Pero el regreso a casa fue duro. Julián estaba empacando una maleta.
—Me voy unos días donde mi mamá —dijo sin mirarme—. Necesito pensar.
No supe qué decirle. Me sentí traicionada y aliviada al mismo tiempo.
Las semanas siguientes fueron un torbellino: psicólogos infantiles, reuniones en la escuela, noches sin dormir. Aprendí a tener paciencia, a celebrar pequeños logros: una palabra nueva, una risa inesperada, una noche sin pesadillas.
Un día Lucía me abrazó por primera vez. Fue breve y torpe, pero sentí que el corazón se me salía del pecho.
Julián volvió después de un mes. Parecía más viejo, más cansado.
—No sé si puedo con esto —me confesó—. No era lo que imaginé para nosotros.
—¿Y qué imaginaste? —le pregunté con rabia contenida—. ¿Una vida perfecta? Eso no existe.
Discutimos hasta el amanecer. Al final decidió irse definitivamente. Me quedé sola con Lucía y un vacío enorme en el pecho.
Pero algo había cambiado en mí. Ya no tenía miedo de estar sola; tenía miedo de fallarle a Lucía.
Con el tiempo nos fuimos adaptando la una a la otra. Aprendí a leer sus silencios, a calmar sus miedos con canciones de cuna y cuentos inventados sobre princesas valientes que no necesitaban ser rescatadas.

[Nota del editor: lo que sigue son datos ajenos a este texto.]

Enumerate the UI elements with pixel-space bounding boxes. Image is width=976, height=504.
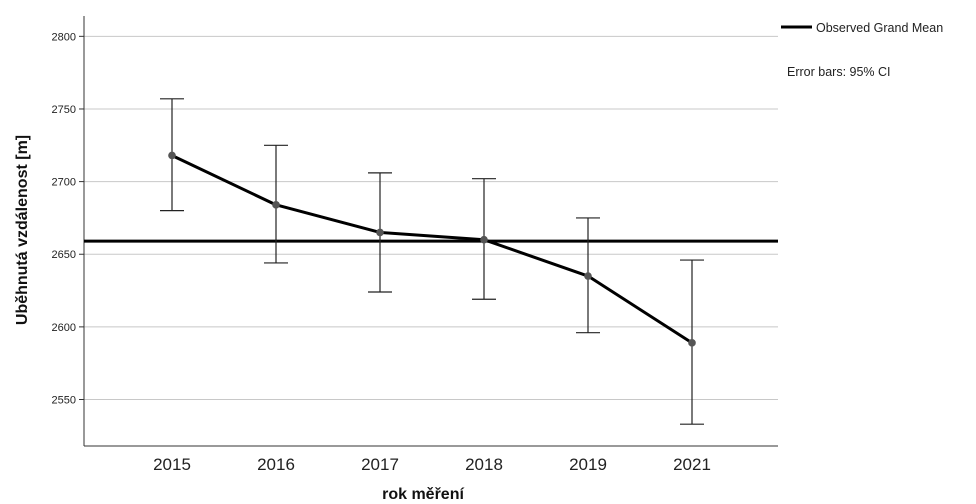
x-tick-label-2019: 2019	[569, 455, 607, 474]
x-tick-label-2018: 2018	[465, 455, 503, 474]
x-tick-label-2016: 2016	[257, 455, 295, 474]
data-point-2019	[584, 272, 592, 280]
y-axis-ticks: 2550 2600 2650 2700 2750 2800	[52, 31, 84, 407]
x-tick-label-2017: 2017	[361, 455, 399, 474]
y-tick-label-2550: 2550	[52, 395, 76, 407]
series-line	[171, 154, 693, 345]
y-tick-label-2750: 2750	[52, 104, 76, 116]
axes	[83, 16, 778, 447]
data-point-2018	[480, 235, 488, 244]
x-axis-ticks: 2015 2016 2017 2018 2019 2021	[153, 455, 711, 474]
y-axis-title: Uběhnutá vzdálenost [m]	[14, 135, 31, 325]
x-axis-title: rok měření	[382, 486, 464, 503]
data-point-2021	[688, 339, 696, 347]
legend: Observed Grand Mean Error bars: 95% CI	[781, 21, 943, 79]
data-point-2016	[272, 201, 280, 209]
error-bars	[160, 98, 704, 425]
y-tick-label-2800: 2800	[52, 31, 76, 43]
error-bars-annotation: Error bars: 95% CI	[787, 65, 891, 79]
gridlines	[84, 35, 778, 401]
data-point-2015	[168, 151, 176, 160]
series-layer	[168, 151, 696, 347]
y-tick-label-2600: 2600	[52, 322, 76, 334]
x-tick-label-2015: 2015	[153, 455, 191, 474]
data-point-2017	[376, 228, 384, 237]
y-tick-label-2650: 2650	[52, 249, 76, 261]
y-tick-label-2700: 2700	[52, 177, 76, 189]
legend-label-grand-mean: Observed Grand Mean	[816, 21, 943, 35]
x-tick-label-2021: 2021	[673, 455, 711, 474]
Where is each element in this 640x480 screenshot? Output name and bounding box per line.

Un día, mientras caminábamos por el parque Arví, Lucía me tomó la mano y me dijo:
—Mamá… ¿me vas a dejar algún día?
Me detuve y la miré a los ojos.
—Nunca —le prometí—. Pase lo que pase, siempre estaré contigo.

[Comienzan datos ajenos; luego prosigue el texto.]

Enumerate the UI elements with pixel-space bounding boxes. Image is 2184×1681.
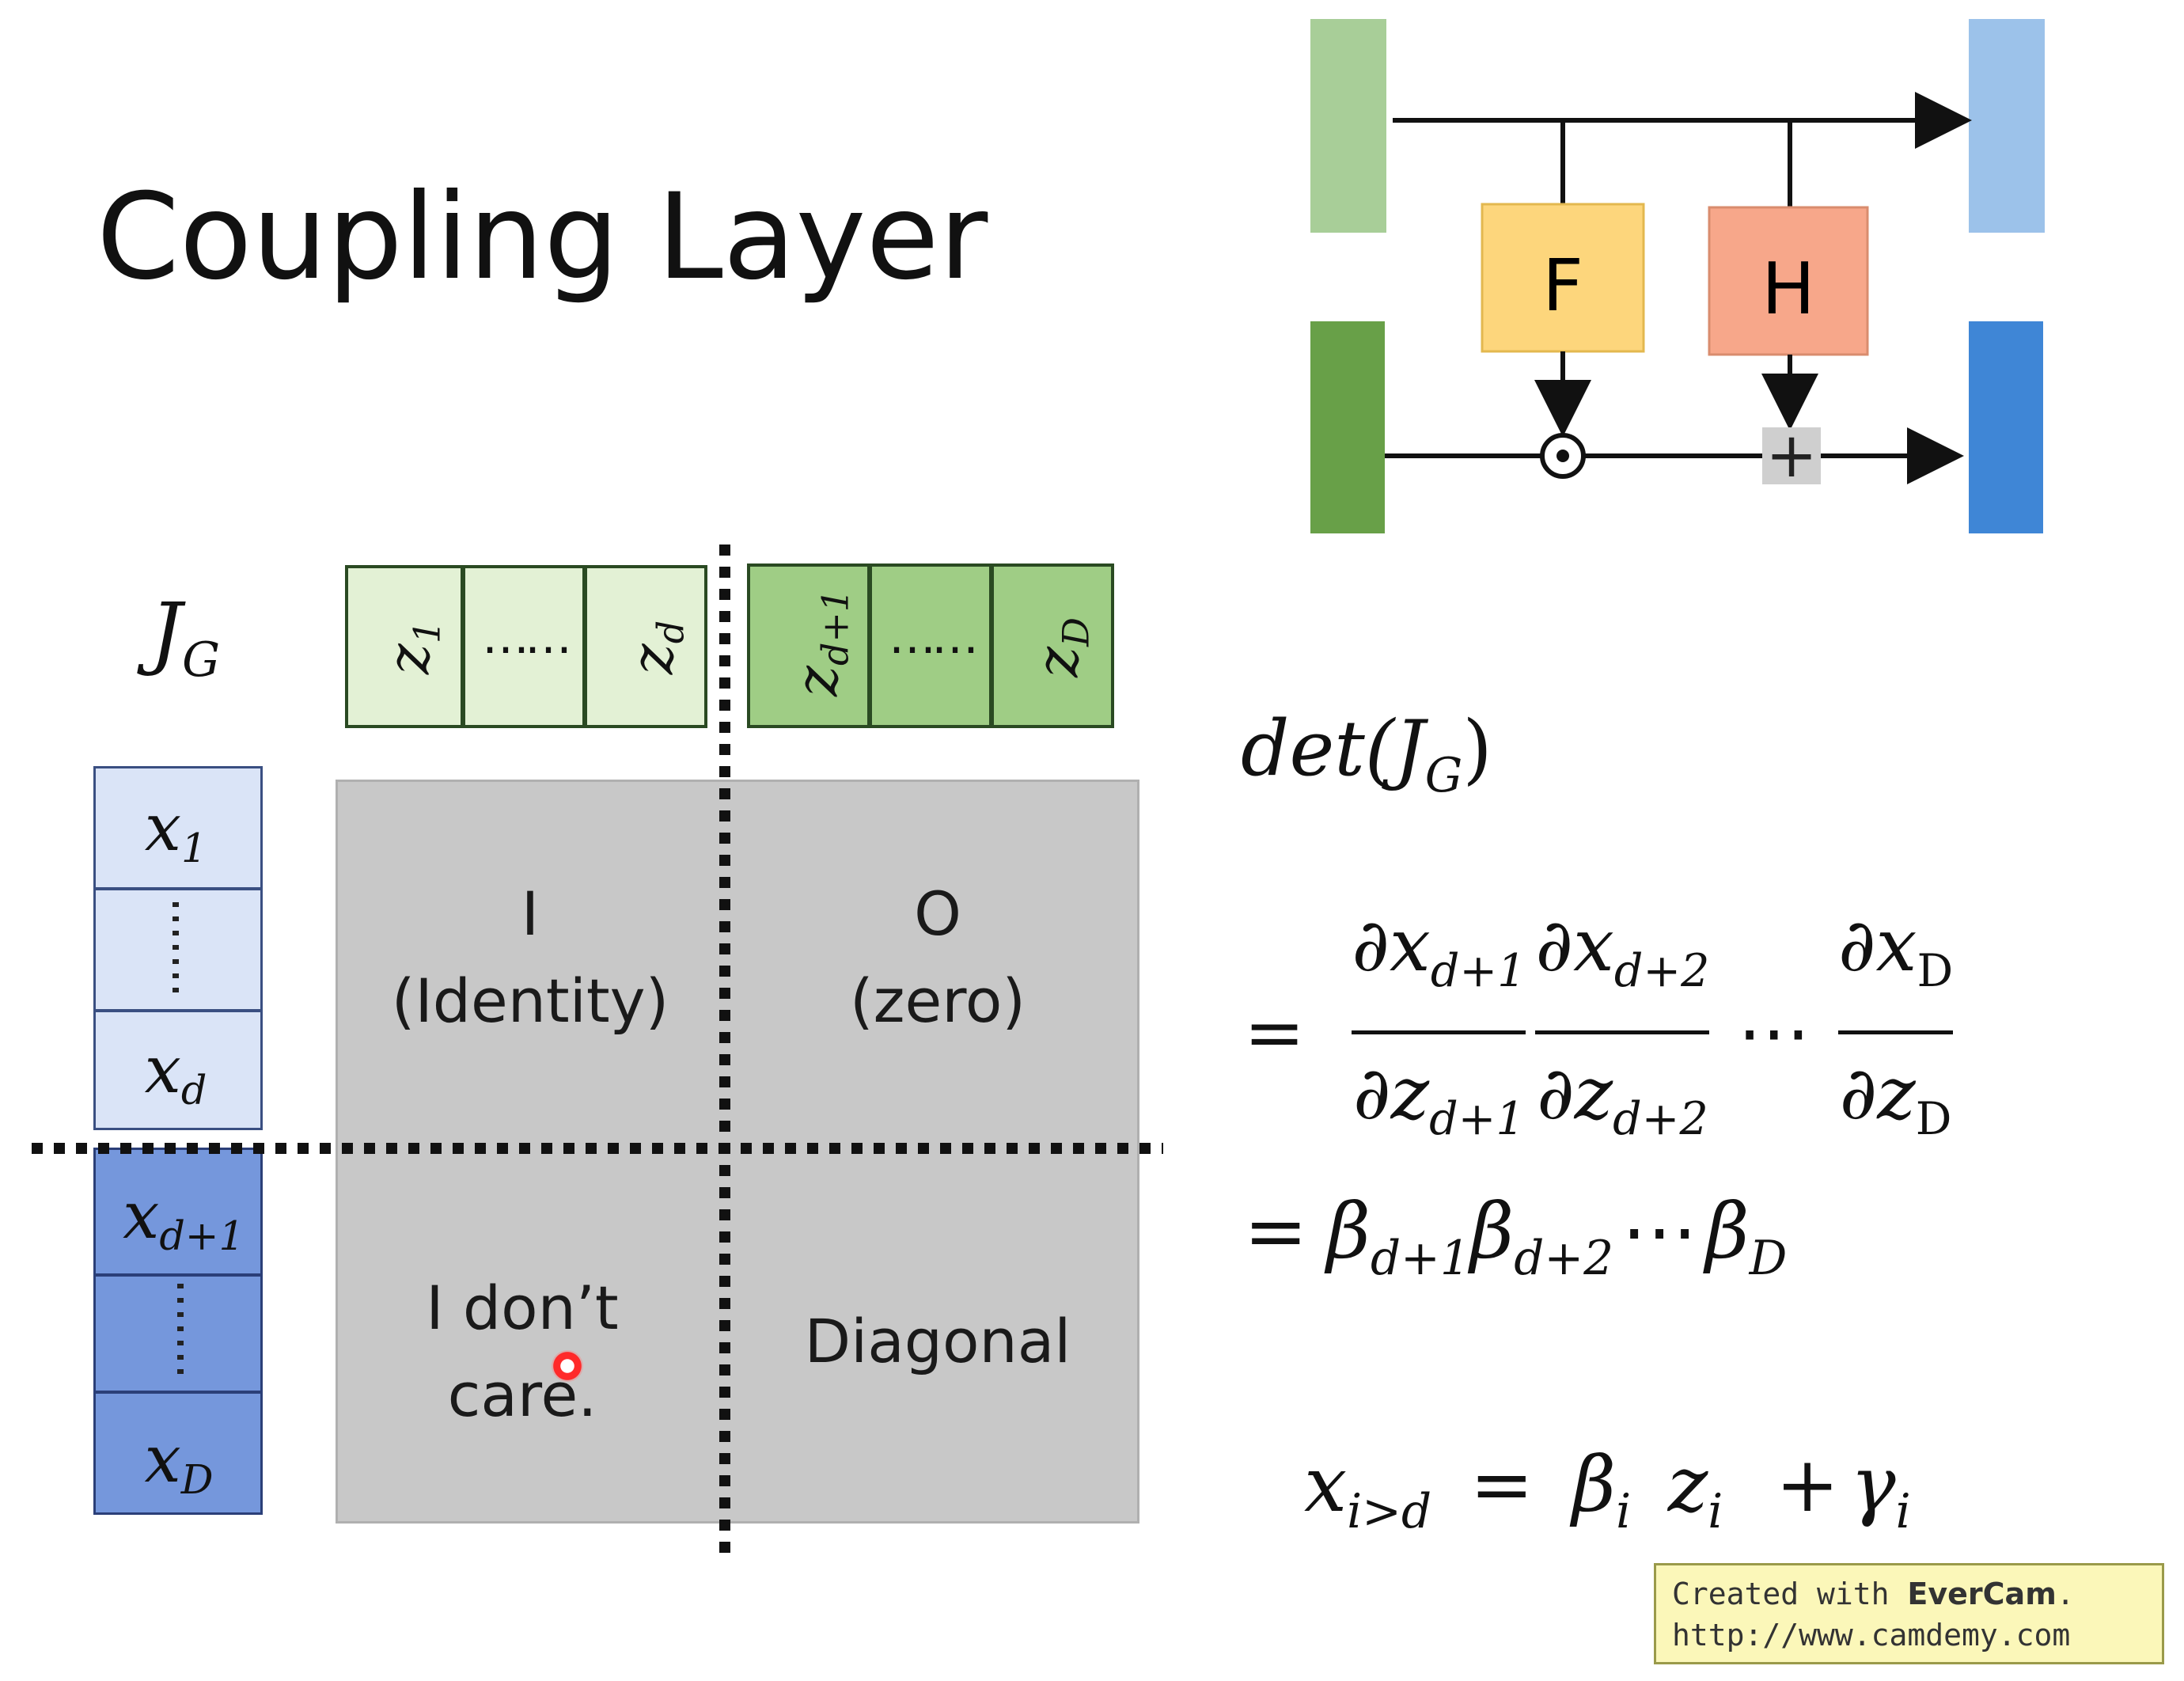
fraction-2: ∂xd+2 ∂zd+2 xyxy=(1535,886,1710,1178)
block-F xyxy=(1481,203,1645,353)
block-F-label: F xyxy=(1542,245,1583,328)
ratio-ellipsis: ⋯ xyxy=(1737,989,1811,1075)
output-block-lower xyxy=(1969,321,2043,533)
input-block-lower xyxy=(1310,321,1385,533)
coupling-rule-equation: xi>d = βi zi + γi xyxy=(1304,1440,1911,1539)
multiply-op-icon xyxy=(1540,433,1586,479)
x-label-D: xD xyxy=(144,1421,214,1504)
x-cell-5 xyxy=(93,1274,263,1393)
slide-title: Coupling Layer xyxy=(97,169,988,306)
quadrant-top-left-line1: I xyxy=(521,878,540,949)
x-label-d: xd xyxy=(144,1032,207,1114)
det-label: det(J xyxy=(1241,704,1425,793)
block-H-label: H xyxy=(1761,248,1815,331)
z-cell-6 xyxy=(991,563,1114,728)
z-dots-2: …… xyxy=(889,609,979,665)
input-block-upper xyxy=(1310,19,1386,233)
quadrant-bottom-left-line1: I don’t xyxy=(426,1273,619,1343)
evercam-watermark: Created with EverCam. http://www.camdemy… xyxy=(1654,1563,2164,1664)
det-close: ) xyxy=(1462,704,1492,793)
quadrant-bottom-left: I don’t care. xyxy=(340,1265,704,1439)
x-cell-3 xyxy=(93,1010,263,1130)
coupling-diagram: F H + xyxy=(1310,19,2045,533)
z-label-d: zd xyxy=(618,620,692,675)
ratio-equals: = xyxy=(1244,989,1306,1075)
jacobian-label: JG xyxy=(150,586,220,688)
x-cell-4 xyxy=(93,1148,263,1276)
z-label-D: zD xyxy=(1023,617,1098,677)
svg-text:+: + xyxy=(1765,420,1817,491)
z-dots-1: …… xyxy=(482,609,572,665)
quadrant-bottom-left-line2: care. xyxy=(447,1360,597,1430)
z-label-1: z1 xyxy=(374,620,449,675)
jacobian-label-main: J xyxy=(150,586,183,678)
x-cell-2 xyxy=(93,888,263,1011)
x-label-1: x1 xyxy=(144,790,207,872)
output-block-upper xyxy=(1969,19,2045,233)
watermark-line1: Created with EverCam. xyxy=(1672,1577,2075,1611)
quadrant-top-right-line2: (zero) xyxy=(849,966,1026,1036)
quadrant-bottom-right: Diagonal xyxy=(804,1306,1071,1376)
fraction-3: ∂xD ∂zD xyxy=(1837,886,1954,1178)
jacobian-label-sub: G xyxy=(182,632,221,688)
partial-ratio-equation: = ∂xd+1 ∂zd+1 ∂xd+2 ∂zd+2 ⋯ ∂xD ∂zD xyxy=(1244,886,1958,1178)
det-sub: G xyxy=(1424,748,1463,803)
x-label-d-plus-1: xd+1 xyxy=(123,1178,245,1260)
quadrant-top-left-line2: (Identity) xyxy=(391,966,669,1036)
add-op-icon: + xyxy=(1762,420,1821,491)
det-expression: det(JG) xyxy=(1241,704,1492,803)
fraction-1: ∂xd+1 ∂zd+1 xyxy=(1352,886,1526,1178)
watermark-line2: http://www.camdemy.com xyxy=(1672,1618,2071,1653)
z-cell-2 xyxy=(462,565,586,728)
beta-product-equation: = βd+1βd+2 ⋯ βD xyxy=(1244,1187,1788,1286)
z-cell-5 xyxy=(869,563,992,728)
cursor-pointer-icon xyxy=(552,1350,583,1382)
z-cell-3 xyxy=(584,565,707,728)
x-cell-6 xyxy=(93,1391,263,1515)
quadrant-top-right: O (zero) xyxy=(748,871,1128,1045)
z-label-d-plus-1: zd+1 xyxy=(783,589,857,696)
quadrant-top-right-line1: O xyxy=(914,878,961,949)
quadrant-top-left: I (Identity) xyxy=(348,871,712,1045)
beta-equals: = xyxy=(1244,1187,1308,1276)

A veces pienso en Julián y en todo lo que perdimos por miedo o por orgullo. Pero cuando veo a Lucía reírse con sus primos o correr bajo la lluvia sin miedo al mundo, sé que valió la pena cada lágrima derramada.
Ahora entiendo que la familia no siempre es como la soñamos; a veces es mucho mejor porque es real, imperfecta y llena de segundas oportunidades.
¿Quién decide qué es una familia verdadera? ¿Cuántas veces estamos dispuestos a empezar de nuevo por amor?